Consider, for example, advertisements about enslaved people.  Printers could have readily identified four categories or classifications:  enslaved people for sale, enslaved people wanted to purchase or to hire, “runaways” who liberated themselves, and captured fugitives seeking freedom held in workhouse and jails.  Printers did not cluster such advertisements together on the pages of their newspapers.  Consider the July 30, 1771, edition of the South-Carolina Gazette and Country Journal.  It included three advertisements offering rewards for the capture and return of enslaved people who liberated themselves.  One ran near the top of the third column on the third page, another at the top of the second column on the last page, and the final one at the bottom of that column.  Two “Brought to the WORK-HOUSE” advertisements describing Black men also appeared in that issue, one at the bottom of the third column on the third page and the other in the middle of the third column on the last page.  The printer made no effort to classify these advertisements and place them in close proximity.
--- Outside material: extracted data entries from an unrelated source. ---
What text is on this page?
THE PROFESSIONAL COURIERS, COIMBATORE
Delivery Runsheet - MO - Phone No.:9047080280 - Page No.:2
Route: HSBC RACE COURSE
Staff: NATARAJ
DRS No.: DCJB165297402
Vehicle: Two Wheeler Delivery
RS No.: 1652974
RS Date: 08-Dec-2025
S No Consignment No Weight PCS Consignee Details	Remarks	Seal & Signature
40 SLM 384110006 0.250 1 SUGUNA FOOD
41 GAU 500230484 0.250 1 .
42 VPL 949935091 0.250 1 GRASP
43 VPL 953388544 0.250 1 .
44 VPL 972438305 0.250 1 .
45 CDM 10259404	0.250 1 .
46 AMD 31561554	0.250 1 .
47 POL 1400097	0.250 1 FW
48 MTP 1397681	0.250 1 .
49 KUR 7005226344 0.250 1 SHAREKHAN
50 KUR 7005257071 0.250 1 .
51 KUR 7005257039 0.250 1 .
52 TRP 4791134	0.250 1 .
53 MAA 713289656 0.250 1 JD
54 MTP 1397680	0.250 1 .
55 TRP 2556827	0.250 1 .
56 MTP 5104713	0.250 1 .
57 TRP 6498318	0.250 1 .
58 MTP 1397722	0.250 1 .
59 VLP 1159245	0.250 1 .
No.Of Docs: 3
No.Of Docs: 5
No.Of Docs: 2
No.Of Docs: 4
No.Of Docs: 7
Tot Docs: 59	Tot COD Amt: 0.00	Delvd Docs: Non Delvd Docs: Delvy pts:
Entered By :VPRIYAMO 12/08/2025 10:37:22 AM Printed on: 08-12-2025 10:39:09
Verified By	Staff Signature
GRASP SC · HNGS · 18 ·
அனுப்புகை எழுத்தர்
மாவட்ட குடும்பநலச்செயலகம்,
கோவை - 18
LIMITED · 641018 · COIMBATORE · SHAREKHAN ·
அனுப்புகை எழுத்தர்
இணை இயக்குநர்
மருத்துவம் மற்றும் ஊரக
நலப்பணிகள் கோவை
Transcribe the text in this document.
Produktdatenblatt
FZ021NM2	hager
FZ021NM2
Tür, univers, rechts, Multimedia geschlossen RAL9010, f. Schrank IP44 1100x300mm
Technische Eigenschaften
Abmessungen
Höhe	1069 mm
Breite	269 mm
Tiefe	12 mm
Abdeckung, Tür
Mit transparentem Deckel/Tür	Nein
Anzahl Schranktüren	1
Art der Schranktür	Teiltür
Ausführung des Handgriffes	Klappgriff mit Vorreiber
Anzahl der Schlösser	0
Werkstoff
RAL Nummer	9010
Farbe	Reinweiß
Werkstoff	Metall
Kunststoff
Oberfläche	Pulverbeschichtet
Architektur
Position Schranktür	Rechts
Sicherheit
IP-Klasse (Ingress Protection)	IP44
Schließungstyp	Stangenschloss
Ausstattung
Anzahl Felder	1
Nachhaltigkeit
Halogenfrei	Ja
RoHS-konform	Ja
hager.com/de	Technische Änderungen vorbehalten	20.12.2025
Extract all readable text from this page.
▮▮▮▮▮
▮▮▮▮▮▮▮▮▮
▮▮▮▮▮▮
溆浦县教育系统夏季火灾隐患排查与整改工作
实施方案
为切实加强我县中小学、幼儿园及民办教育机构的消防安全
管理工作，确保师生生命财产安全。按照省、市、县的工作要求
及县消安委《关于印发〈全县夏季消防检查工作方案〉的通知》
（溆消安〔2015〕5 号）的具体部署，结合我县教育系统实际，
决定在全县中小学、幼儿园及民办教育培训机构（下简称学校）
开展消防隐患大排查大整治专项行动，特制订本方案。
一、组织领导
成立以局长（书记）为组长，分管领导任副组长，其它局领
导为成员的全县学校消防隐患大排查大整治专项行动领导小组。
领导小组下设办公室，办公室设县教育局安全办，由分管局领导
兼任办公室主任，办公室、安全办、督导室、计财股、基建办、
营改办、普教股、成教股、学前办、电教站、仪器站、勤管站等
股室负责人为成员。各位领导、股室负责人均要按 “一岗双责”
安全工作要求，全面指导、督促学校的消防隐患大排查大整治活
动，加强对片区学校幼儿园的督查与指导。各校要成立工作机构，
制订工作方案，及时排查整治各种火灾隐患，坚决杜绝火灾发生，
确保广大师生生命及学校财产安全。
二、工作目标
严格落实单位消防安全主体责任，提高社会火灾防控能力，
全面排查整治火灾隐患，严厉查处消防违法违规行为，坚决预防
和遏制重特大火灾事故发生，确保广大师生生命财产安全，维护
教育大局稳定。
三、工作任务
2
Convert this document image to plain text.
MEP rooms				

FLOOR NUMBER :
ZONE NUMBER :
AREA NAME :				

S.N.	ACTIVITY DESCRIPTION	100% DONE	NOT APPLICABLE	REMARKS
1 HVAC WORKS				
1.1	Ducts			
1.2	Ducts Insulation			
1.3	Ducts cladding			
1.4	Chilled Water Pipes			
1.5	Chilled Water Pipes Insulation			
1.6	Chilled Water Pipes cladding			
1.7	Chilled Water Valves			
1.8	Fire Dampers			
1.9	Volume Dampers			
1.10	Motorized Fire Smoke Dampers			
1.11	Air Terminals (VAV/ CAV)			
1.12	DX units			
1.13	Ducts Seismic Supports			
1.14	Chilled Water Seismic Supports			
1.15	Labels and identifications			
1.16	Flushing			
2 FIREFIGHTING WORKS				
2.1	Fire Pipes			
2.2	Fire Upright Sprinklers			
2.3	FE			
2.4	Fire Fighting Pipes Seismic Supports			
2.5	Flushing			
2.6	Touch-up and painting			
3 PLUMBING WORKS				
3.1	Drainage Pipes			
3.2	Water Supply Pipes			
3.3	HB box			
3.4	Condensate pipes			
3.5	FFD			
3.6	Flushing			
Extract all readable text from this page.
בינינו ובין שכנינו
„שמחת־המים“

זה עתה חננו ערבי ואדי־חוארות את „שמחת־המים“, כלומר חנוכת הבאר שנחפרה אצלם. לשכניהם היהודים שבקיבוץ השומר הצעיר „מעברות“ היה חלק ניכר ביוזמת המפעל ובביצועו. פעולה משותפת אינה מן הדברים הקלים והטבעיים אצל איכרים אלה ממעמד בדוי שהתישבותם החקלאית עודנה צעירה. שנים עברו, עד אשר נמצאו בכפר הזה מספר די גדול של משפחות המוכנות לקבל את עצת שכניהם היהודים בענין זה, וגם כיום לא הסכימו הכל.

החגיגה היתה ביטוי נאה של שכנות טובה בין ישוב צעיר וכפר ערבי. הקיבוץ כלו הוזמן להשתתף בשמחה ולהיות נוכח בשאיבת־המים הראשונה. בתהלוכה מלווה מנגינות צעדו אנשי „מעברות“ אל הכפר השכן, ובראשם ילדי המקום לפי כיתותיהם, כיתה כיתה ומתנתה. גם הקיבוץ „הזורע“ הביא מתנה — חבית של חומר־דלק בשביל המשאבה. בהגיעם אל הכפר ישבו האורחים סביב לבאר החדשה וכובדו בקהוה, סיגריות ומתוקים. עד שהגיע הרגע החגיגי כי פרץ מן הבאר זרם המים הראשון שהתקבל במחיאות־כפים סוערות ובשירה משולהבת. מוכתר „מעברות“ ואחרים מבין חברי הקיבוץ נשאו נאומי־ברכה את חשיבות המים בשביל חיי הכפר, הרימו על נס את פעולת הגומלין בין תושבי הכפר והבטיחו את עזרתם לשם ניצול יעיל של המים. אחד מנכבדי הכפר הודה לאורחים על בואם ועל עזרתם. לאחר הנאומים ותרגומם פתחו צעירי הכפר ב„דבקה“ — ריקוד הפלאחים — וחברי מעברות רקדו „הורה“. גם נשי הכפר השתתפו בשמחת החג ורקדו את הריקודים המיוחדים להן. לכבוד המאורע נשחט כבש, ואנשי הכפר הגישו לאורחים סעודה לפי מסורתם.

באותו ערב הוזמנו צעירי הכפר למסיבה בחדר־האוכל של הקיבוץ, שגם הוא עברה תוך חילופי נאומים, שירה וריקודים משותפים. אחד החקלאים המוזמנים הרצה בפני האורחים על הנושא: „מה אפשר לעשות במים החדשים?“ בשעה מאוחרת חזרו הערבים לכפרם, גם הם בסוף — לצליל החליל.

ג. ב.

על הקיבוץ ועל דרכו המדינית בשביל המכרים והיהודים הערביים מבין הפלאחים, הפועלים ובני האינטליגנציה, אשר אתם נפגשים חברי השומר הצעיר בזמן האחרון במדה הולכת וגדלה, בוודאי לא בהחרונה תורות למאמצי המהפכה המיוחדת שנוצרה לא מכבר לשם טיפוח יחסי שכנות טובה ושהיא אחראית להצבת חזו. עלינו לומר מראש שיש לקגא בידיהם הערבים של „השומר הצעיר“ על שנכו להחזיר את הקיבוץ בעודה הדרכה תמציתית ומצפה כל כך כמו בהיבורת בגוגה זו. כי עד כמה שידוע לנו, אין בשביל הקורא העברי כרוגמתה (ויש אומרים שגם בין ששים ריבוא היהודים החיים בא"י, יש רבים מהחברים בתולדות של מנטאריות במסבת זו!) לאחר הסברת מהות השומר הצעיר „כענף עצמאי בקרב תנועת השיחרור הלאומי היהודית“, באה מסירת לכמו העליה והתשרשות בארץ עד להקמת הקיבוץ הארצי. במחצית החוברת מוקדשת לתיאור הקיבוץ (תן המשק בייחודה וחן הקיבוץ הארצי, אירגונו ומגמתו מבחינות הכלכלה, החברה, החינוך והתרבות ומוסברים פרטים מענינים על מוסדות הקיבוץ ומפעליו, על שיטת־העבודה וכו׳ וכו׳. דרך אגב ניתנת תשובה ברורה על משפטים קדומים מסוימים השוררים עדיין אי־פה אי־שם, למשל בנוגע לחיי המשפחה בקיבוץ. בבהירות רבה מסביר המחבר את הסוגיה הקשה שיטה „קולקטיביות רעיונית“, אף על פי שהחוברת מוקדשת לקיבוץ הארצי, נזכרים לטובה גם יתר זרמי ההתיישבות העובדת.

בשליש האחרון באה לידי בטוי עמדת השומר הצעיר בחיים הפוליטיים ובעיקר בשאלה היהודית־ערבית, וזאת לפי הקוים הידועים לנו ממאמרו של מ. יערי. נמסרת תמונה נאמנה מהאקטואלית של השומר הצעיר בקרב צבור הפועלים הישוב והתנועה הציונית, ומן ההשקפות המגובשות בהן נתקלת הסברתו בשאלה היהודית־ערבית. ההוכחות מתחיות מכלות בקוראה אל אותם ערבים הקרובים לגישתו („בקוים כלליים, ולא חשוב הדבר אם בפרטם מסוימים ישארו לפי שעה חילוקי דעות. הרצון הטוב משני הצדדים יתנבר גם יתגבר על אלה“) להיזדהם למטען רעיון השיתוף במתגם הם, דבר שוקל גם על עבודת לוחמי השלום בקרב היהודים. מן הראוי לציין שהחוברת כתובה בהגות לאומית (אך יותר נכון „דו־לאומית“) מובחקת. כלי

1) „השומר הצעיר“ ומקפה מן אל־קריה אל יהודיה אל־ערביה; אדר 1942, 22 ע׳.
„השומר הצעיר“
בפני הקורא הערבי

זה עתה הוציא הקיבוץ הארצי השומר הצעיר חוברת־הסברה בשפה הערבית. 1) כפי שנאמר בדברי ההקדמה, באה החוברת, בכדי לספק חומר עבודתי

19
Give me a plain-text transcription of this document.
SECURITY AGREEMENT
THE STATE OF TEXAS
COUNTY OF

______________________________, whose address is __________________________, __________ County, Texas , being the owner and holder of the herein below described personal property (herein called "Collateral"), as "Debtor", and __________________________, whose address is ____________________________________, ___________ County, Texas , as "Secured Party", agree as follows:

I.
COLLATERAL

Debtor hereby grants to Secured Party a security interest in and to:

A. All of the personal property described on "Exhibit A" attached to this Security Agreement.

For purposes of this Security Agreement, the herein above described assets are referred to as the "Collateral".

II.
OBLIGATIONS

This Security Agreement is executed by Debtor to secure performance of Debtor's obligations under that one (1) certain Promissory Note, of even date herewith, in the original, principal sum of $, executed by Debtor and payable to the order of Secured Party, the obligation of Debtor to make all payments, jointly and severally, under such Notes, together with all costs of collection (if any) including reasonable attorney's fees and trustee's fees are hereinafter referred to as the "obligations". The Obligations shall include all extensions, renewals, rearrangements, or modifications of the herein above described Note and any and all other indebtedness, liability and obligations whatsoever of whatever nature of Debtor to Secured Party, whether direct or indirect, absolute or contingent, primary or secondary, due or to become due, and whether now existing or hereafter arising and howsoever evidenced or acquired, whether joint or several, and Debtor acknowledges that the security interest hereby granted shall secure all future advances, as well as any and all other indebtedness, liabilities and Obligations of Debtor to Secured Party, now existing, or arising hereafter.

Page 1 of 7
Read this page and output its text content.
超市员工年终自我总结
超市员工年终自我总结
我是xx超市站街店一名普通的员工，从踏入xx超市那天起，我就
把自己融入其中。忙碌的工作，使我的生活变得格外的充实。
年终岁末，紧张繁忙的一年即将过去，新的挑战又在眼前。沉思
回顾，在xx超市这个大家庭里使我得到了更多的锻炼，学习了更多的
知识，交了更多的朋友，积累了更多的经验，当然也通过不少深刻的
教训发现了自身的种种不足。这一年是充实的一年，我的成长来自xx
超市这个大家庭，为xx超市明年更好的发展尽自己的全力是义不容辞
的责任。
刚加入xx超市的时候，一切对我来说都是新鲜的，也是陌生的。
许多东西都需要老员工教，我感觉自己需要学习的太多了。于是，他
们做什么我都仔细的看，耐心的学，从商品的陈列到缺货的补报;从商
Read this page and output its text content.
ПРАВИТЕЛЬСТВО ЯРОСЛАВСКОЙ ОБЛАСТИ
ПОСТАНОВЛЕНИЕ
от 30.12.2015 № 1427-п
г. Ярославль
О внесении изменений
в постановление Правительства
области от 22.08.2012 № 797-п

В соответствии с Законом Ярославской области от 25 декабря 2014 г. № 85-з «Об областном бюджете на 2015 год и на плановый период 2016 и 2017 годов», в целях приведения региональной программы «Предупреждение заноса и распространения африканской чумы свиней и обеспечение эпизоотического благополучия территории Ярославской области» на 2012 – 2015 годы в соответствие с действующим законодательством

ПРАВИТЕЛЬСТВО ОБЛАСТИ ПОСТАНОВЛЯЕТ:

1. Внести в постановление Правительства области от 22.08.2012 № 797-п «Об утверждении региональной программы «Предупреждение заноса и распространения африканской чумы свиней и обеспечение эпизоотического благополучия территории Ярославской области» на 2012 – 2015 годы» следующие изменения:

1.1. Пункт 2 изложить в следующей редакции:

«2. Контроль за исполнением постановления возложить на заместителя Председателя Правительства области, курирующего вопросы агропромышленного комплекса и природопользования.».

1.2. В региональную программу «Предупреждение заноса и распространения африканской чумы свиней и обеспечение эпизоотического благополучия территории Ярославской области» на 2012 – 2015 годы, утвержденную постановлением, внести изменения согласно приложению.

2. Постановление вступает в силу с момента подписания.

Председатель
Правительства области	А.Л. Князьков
In some cases, it would have been practically impossible to classify advertisements because advertisers often placed notices with multiple purposes in mind.  When Mary Gordon, “Administratrix to the Estate of Mr. James Gordon,” departed South Carolina “for the Benefit of her Health,” she appointed James Taylor to overseer the estate.  Taylor placed an advertisement to that effect, calling on anyone with outstanding accounts to settle them.  Taylor also used the opportunity to promote his own business, inserting a note that he “carries on the BOOK-BINDING and STATIONARY BUSINESS, in all its Branches, almost opposite the State-House.”  While this advertisement could have been considered an estate notice based on its primary purpose, it also aimed to attract customers for a business unrelated to the estate.  In that regard, it defied classification.

Although it may seem reasonable to describe advertisements in eighteenth-century newspapers as “classified ads,” at least initially, further examination reveals that doing so amounts to a mischaracterization of the contents and organization of those newspapers.  It also writes the history of newspaper advertising backwards, grafting later developments onto the early American press.